Concerto in D minor for Two Violins, BWV1043
Violin Concerto No.1 in G minor, Op.26
Symphony No.1 in C minor, Op.68
Diana Adamyan (violin)
Royal Philharmonic Orchestra
Pinchas Zukerman (violin)
Reviewed by: Douglas Cooksey
Reviewed: 21 July, 2015
Venue: Cadogan Hall, London
Billed as a concert to commemorate the Armenian Genocide of 1915, this drew a full house at Cadogan Hall, including a large number of Armenians, and it was preceded by a short address from the London-based Bishop of the Armenian Church. There are now substantial communities of Armenian extraction all over the World, most notably in France where it is illegal to deny what happened in 1915. Turkey still hotly disputes events.
Against this context, the slow movement of J. S. Bach’s Double Concerto is balm, at least it sounded that way with Diana Adamyan, a remarkable 15-year-old from Yerevan, taking the upper part and Pinchas Zukerman bringing an almost viola-like resonance to the other. The Concerto’s first movement is marked Vivace and played at this headlong tempo one’s only slight reservation was that with a fairly full complement of strings it was not as tidy as it might have been; however, with the broad dignity of the Largo and the propulsive weight of the finale, this was big-orchestra Bach at its best.

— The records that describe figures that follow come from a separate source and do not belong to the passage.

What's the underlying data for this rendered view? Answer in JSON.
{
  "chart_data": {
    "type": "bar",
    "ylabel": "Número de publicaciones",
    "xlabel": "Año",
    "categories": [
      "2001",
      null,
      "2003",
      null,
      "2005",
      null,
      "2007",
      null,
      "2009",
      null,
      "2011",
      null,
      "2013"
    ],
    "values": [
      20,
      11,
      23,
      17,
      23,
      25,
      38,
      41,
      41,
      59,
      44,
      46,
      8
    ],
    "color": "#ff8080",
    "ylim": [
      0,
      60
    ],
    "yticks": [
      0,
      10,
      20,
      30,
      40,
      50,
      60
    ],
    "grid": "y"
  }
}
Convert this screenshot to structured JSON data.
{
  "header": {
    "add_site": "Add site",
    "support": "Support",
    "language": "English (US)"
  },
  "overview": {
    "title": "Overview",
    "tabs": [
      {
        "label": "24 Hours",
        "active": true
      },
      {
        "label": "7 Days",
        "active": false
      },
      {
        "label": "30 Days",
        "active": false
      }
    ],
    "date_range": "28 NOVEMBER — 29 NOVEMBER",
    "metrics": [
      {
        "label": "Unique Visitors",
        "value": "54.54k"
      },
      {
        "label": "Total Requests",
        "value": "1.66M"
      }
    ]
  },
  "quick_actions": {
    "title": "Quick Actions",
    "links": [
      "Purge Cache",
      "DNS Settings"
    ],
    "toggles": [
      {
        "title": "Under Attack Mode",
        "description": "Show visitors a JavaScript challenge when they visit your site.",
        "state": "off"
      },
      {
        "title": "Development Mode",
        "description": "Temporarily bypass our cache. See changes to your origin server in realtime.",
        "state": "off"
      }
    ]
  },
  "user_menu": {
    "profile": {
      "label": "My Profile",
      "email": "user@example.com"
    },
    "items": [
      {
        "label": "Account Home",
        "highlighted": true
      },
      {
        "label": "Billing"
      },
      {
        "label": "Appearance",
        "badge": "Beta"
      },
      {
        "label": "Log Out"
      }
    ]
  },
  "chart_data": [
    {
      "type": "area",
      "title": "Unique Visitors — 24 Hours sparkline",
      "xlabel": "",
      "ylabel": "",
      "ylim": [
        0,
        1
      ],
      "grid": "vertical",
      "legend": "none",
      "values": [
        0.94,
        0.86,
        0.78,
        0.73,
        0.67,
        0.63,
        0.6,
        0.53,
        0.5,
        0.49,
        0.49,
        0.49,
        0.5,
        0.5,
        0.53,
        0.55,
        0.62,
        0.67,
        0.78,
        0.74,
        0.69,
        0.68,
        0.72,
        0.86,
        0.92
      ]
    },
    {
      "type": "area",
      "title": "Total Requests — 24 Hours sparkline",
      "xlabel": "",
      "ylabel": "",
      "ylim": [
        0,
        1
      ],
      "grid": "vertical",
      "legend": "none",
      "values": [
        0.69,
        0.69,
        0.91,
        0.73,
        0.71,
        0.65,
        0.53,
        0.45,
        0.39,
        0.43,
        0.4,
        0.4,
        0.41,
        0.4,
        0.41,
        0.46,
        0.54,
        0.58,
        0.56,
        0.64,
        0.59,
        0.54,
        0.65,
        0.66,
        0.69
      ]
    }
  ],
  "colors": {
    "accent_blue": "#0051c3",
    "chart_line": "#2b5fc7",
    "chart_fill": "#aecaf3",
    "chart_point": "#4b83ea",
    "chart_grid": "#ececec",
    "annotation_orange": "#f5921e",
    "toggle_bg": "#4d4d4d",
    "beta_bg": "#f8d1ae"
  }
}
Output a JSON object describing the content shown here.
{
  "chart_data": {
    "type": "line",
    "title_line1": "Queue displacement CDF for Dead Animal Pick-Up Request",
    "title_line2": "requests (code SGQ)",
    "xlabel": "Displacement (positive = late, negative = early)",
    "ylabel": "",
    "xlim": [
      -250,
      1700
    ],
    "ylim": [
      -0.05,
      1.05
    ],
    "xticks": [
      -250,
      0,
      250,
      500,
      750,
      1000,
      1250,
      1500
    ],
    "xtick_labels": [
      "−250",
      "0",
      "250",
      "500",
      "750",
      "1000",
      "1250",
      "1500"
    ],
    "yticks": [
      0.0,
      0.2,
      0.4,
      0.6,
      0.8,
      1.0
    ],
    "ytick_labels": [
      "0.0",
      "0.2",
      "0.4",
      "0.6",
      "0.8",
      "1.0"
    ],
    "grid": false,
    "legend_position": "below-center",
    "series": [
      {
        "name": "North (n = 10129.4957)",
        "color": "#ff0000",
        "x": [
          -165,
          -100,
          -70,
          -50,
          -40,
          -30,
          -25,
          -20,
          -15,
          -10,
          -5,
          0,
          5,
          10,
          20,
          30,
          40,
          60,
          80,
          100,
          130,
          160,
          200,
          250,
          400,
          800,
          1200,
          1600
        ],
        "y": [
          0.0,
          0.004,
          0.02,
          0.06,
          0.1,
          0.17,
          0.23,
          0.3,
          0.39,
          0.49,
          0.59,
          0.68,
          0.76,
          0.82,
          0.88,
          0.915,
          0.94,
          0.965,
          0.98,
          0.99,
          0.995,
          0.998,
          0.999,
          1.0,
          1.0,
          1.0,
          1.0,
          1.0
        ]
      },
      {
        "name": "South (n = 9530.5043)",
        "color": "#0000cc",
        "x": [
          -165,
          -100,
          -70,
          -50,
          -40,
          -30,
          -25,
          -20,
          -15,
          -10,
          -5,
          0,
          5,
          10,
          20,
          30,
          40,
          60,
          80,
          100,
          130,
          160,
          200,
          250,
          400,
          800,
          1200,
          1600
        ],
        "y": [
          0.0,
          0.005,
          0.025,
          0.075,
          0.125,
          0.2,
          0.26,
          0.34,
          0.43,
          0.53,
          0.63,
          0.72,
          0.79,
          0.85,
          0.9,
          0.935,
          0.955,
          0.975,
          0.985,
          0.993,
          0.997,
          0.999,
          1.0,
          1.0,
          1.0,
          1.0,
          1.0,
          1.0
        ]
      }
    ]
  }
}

Max Bruch’s First Violin Concerto brought Zukerman, the RPO’s Principal Guest Conductor to the fore. Quite possibly the best known Violin Concerto in the repertory, Zukerman still plays it to the manner born although he no longer enjoys the technical security he once did. Still, a great musician is always worth hearing and the slow movement, a little cool perhaps, brought a rapt magic and sweetness with memorable contributions from flute (Emer McDonough) and horn (Laurence Davies). An independent conductor might have helped things but a countervailing argument is that with soloist doubling as director the Concerto was given a unity of vision.
Brahms’s First Symphony was thoroughly satisfying, deeply musical from first note to last, and played with commitment. Zukerman gets the best from the RPO’s strings and the orchestra has some rather fine wind and brass soloists; since Zukerman does not fuss, the combination of respect and musicality works well, although the first movement opened at a distinctly ponderous tempo, but thereafter it picked up a fine momentum, ending at a meno allegro which felt as though it would have been the perfect tempo for the opening.
The slow movement brought an outstanding oboe and clarinet duet from John Roberts and Katherine Lacy respectively. The third took us back to the graceful world of the two Serenades and the Finale’s portentous introduction found glowing, secure contributions from first and second horns although the succeeding trombone chorale could have been more precisely chorded. Thereafter the movement progressed satisfyingly to its culmination and appointment with destiny. Perhaps a little more grit in the oyster would not have come amiss but there was real intelligence in the handling of the reprise of the Chorale which avoided slamming on the brakes but introduced a holding back in its third bar before the dash to the finishing line. At the close Zukerman spoke briefly, describing a visit to Yerevan and made a heartfelt plea for tolerance.